[346] “Arauco Domado,” Comedias, Tom. XX., Madrid, 1629. The scene is laid about 1560; but the play is intended as a compliment to the living son of the conqueror. In the Dedication to him, Lope asserts it to be a true history; but there is, of course, much invention mingled with it, especially in the parts that do honor to the Spaniards. Among its personages is the author of the “Araucana,” Alonso de Ercilla, who comes upon the stage beating a drum. Another and earlier play of Lope may be compared with the “Arauco”; I mean “Los Guanches de Tenerife” (Comedias, Tom. X., Madrid, 1620, f. 128). It is on the similar subject of the conquest of the Canary Islands, in the time of Ferdinand and Isabella, and, as in the “Arauco Domado,” the natives occupy much of the canvas.

[347] “La Santa Liga,” Comedias, Tom. XV., Madrid, 1621.

[348] “El Valiente Cespedes,” Comedias, Tom. XX., Madrid, 1629. This notice is specially given to the reader by Lope, out of tenderness to the reputation of Doña María de Cespedes, who does not appear in the play with all the dignity which those who, in Lope’s time, claimed to be descended from her might exact at his hands.

[349] In “Roma Abrasada,” Acto II. f. 89, already noticed, ante, p. 193.

[350] Jornada II. of “Exemplo Mayor de la Desdicha, y Capitan Belisario”; not in the collection of Lope’s plays, and though often printed separately as his, and inserted as such on Lord Holland’s list, it is published in the old and curious collection entitled “Comedias de Diferentes Autores,” (4to, Tom. XXV., Zaragoza, 1633), as the work of Montalvan, both he and Lope being then alive.

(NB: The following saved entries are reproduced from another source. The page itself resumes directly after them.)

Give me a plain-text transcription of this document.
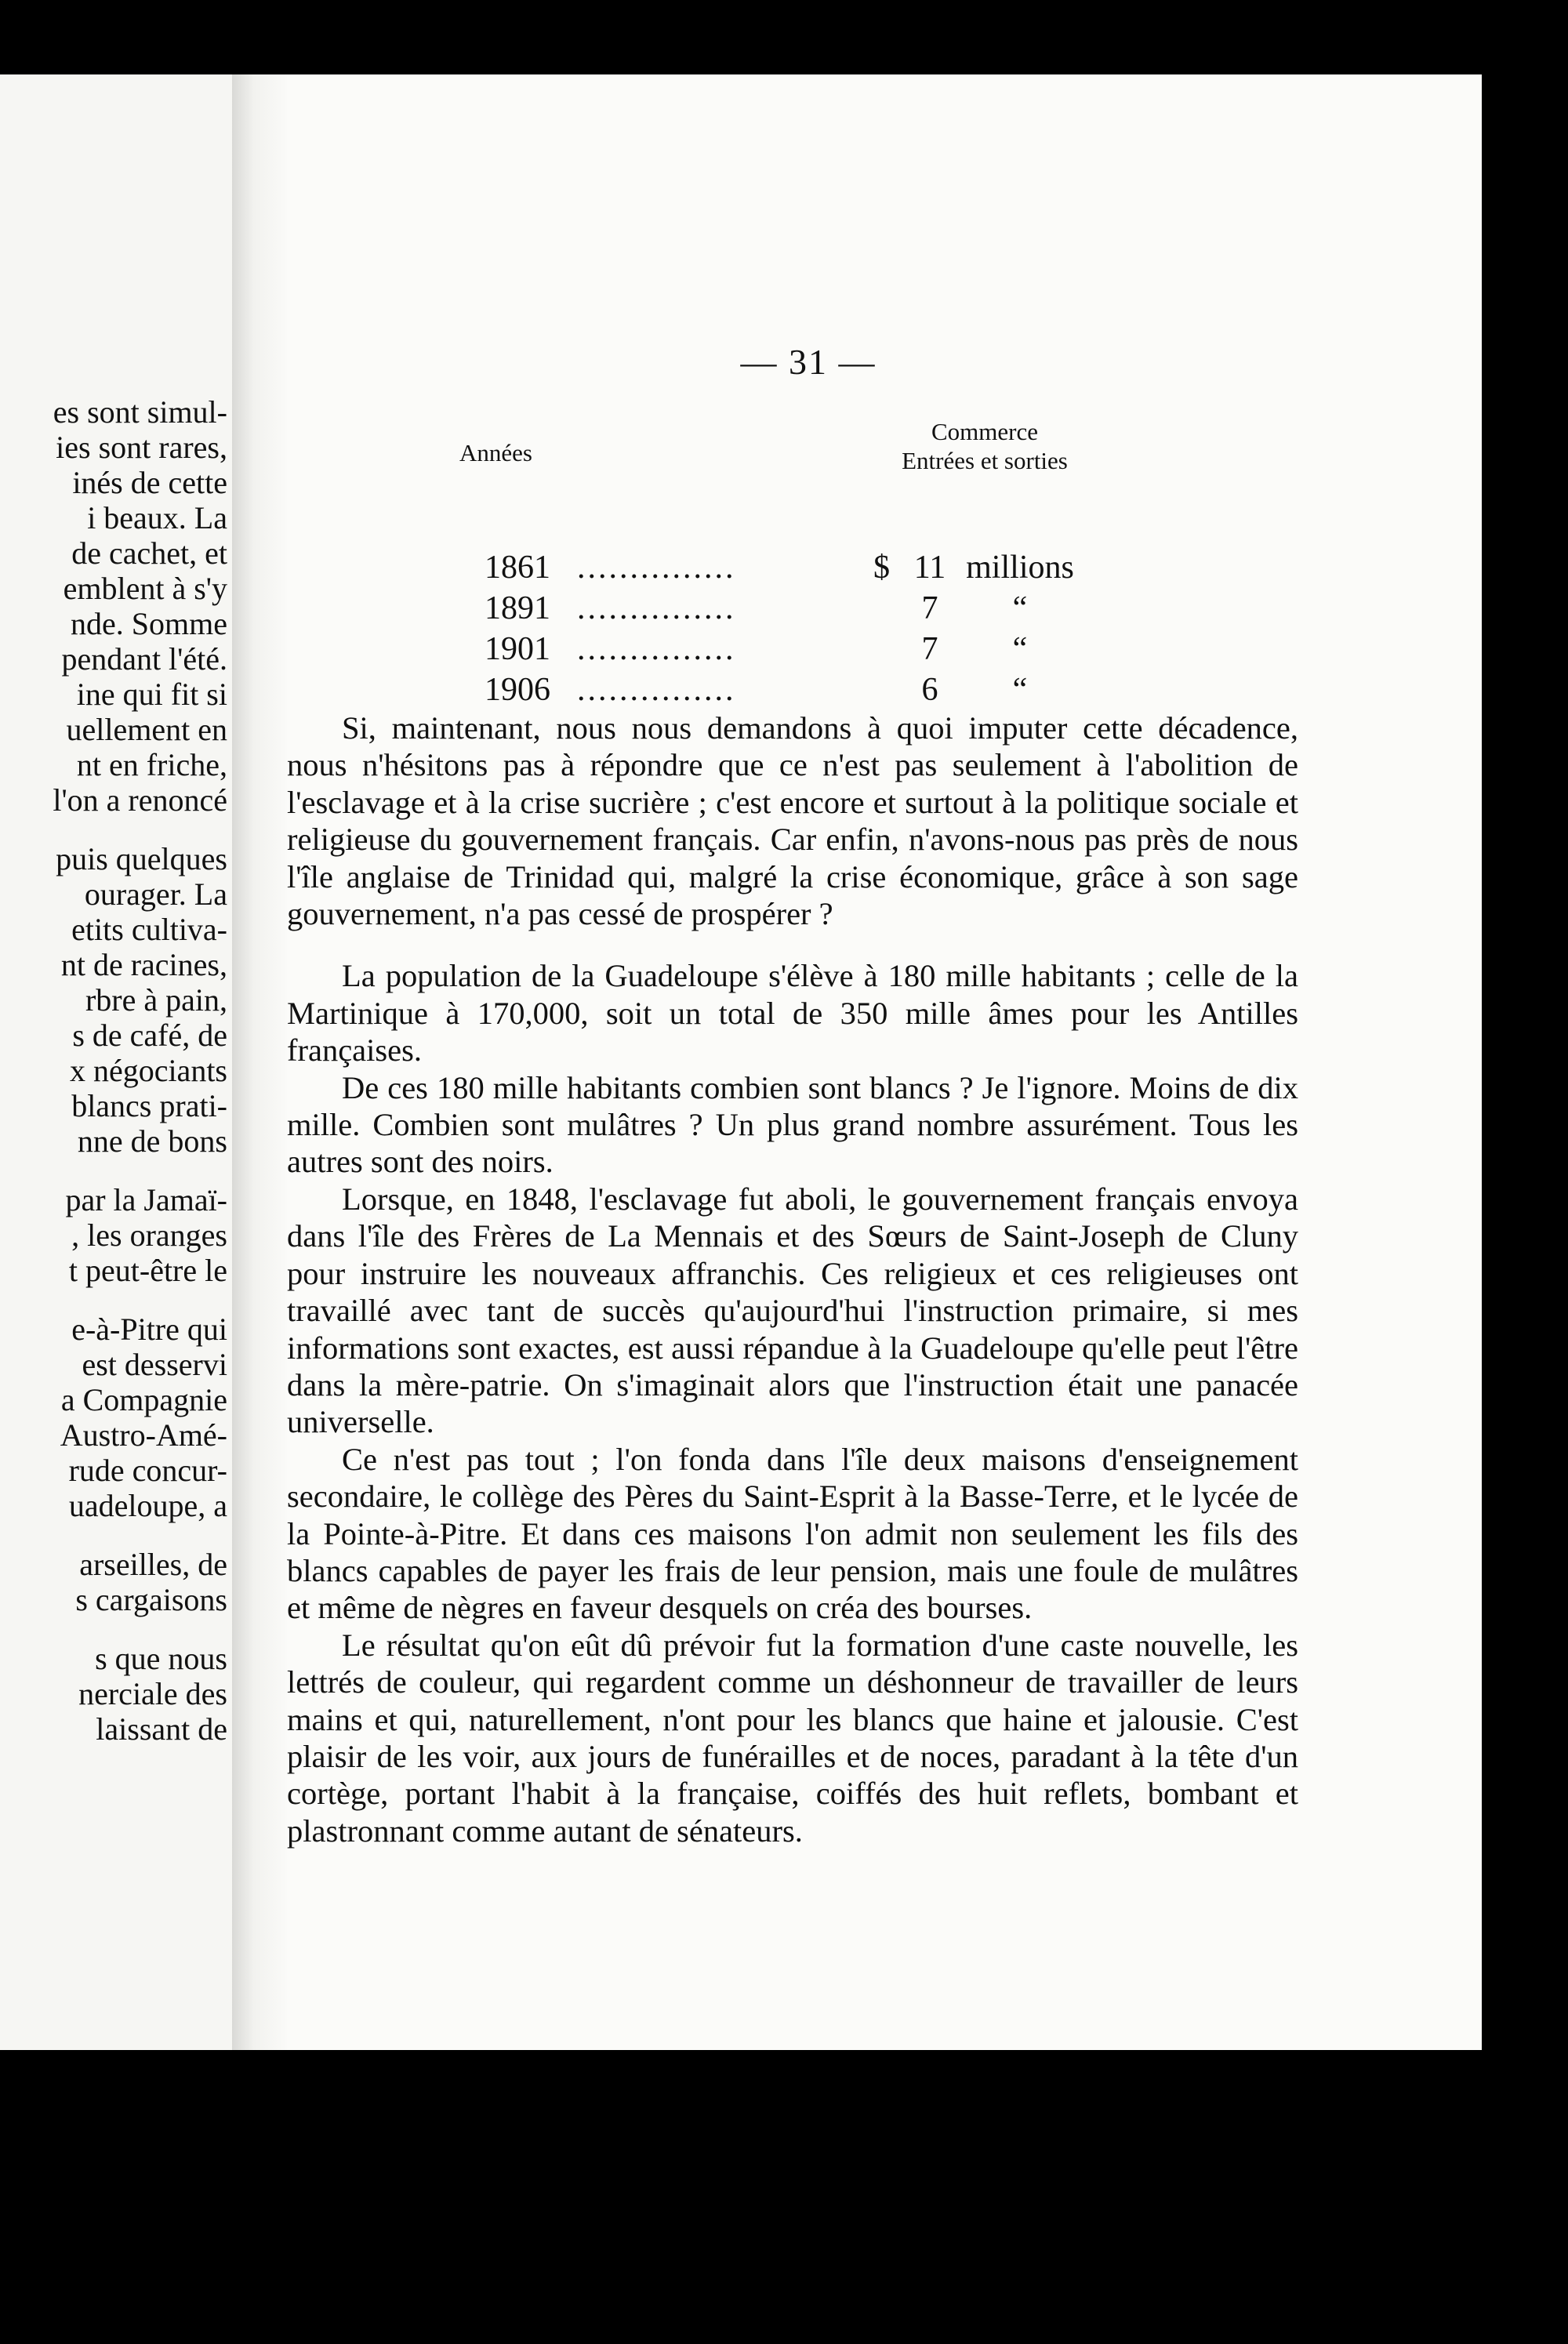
es sont simul-
ies sont rares,
inés de cette
i beaux. La
de cachet, et
emblent à s'y
nde. Somme
pendant l'été.
ine qui fit si
uellement en
nt en friche,
l'on a renoncé
puis quelques
ourager. La
etits cultiva-
nt de racines,
rbre à pain,
s de café, de
x négociants
blancs prati-
nne de bons
par la Jamaï-
, les oranges
t peut-être le
e-à-Pitre qui
est desservi
a Compagnie
Austro-Amé-
rude concur-
uadeloupe, a
arseilles, de
s cargaisons
s que nous
nerciale des
laissant de
— 31 —
Années
Commerce
Entrées et sorties
1861 ...............	$ 11 millions
1891 ...............	7 “
1901 ...............	7 “
1906 ...............	6 “

Si, maintenant, nous nous demandons à quoi imputer cette décadence, nous n'hésitons pas à répondre que ce n'est pas seulement à l'abolition de l'esclavage et à la crise sucrière ; c'est encore et surtout à la politique sociale et religieuse du gouvernement français. Car enfin, n'avons-nous pas près de nous l'île anglaise de Trinidad qui, malgré la crise économique, grâce à son sage gouvernement, n'a pas cessé de prospérer ?

La population de la Guadeloupe s'élève à 180 mille habitants ; celle de la Martinique à 170,000, soit un total de 350 mille âmes pour les Antilles françaises.

De ces 180 mille habitants combien sont blancs ? Je l'ignore. Moins de dix mille. Combien sont mulâtres ? Un plus grand nombre assurément. Tous les autres sont des noirs.

Lorsque, en 1848, l'esclavage fut aboli, le gouvernement français envoya dans l'île des Frères de La Mennais et des Sœurs de Saint-Joseph de Cluny pour instruire les nouveaux affranchis. Ces religieux et ces religieuses ont travaillé avec tant de succès qu'aujourd'hui l'instruction primaire, si mes informations sont exactes, est aussi répandue à la Guadeloupe qu'elle peut l'être dans la mère-patrie. On s'imaginait alors que l'instruction était une panacée universelle.

Ce n'est pas tout ; l'on fonda dans l'île deux maisons d'enseignement secondaire, le collège des Pères du Saint-Esprit à la Basse-Terre, et le lycée de la Pointe-à-Pitre. Et dans ces maisons l'on admit non seulement les fils des blancs capables de payer les frais de leur pension, mais une foule de mulâtres et même de nègres en faveur desquels on créa des bourses.

Le résultat qu'on eût dû prévoir fut la formation d'une caste nouvelle, les lettrés de couleur, qui regardent comme un déshonneur de travailler de leurs mains et qui, naturellement, n'ont pour les blancs que haine et jalousie. C'est plaisir de les voir, aux jours de funérailles et de noces, paradant à la tête d'un cortège, portant l'habit à la française, coiffés des huit reflets, bombant et plastronnant comme autant de sénateurs.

[351] “Contra Valor no hay Desdicha.” Like the last, it has been often reprinted. It begins with the romantic account of Cyrus’s exposure to death, in consequence of his grandfather’s dream, and ends with a battle and his victory over Astyages and all his enemies.

[352] We occasionally meet with the phrase comedias de ruido; but it does not mean a class of plays separated from the others by different rules of composition. It refers to the machinery used in their exhibition; so that comedias de capa y espada, and especially comedias de santos, which often demanded a large apparatus, were not unfrequently comedias de ruido. In the same way, comedias de apariencias were plays demanding much scenery and scene-shifting.

[353] “La Moza de Cantaro” and “La Esclava de su Galan” have continued to be favorites down to our own times. The first was printed at London, not many years ago, and the last at Paris, in Ochoa’s collection, 1838, 8vo, and at Bielefeld, in that of Schütz, 1840, 8vo.

[354] Comedias, Tom. VI., Madrid, 1615, ff. 101, etc. It may be worth notice, that the character of Mendo is like that of Camacho in the Second Part of Don Quixote, which was first printed in the same year, 1615. The resemblance between the two, however, is not very strong, and I dare say is wholly accidental.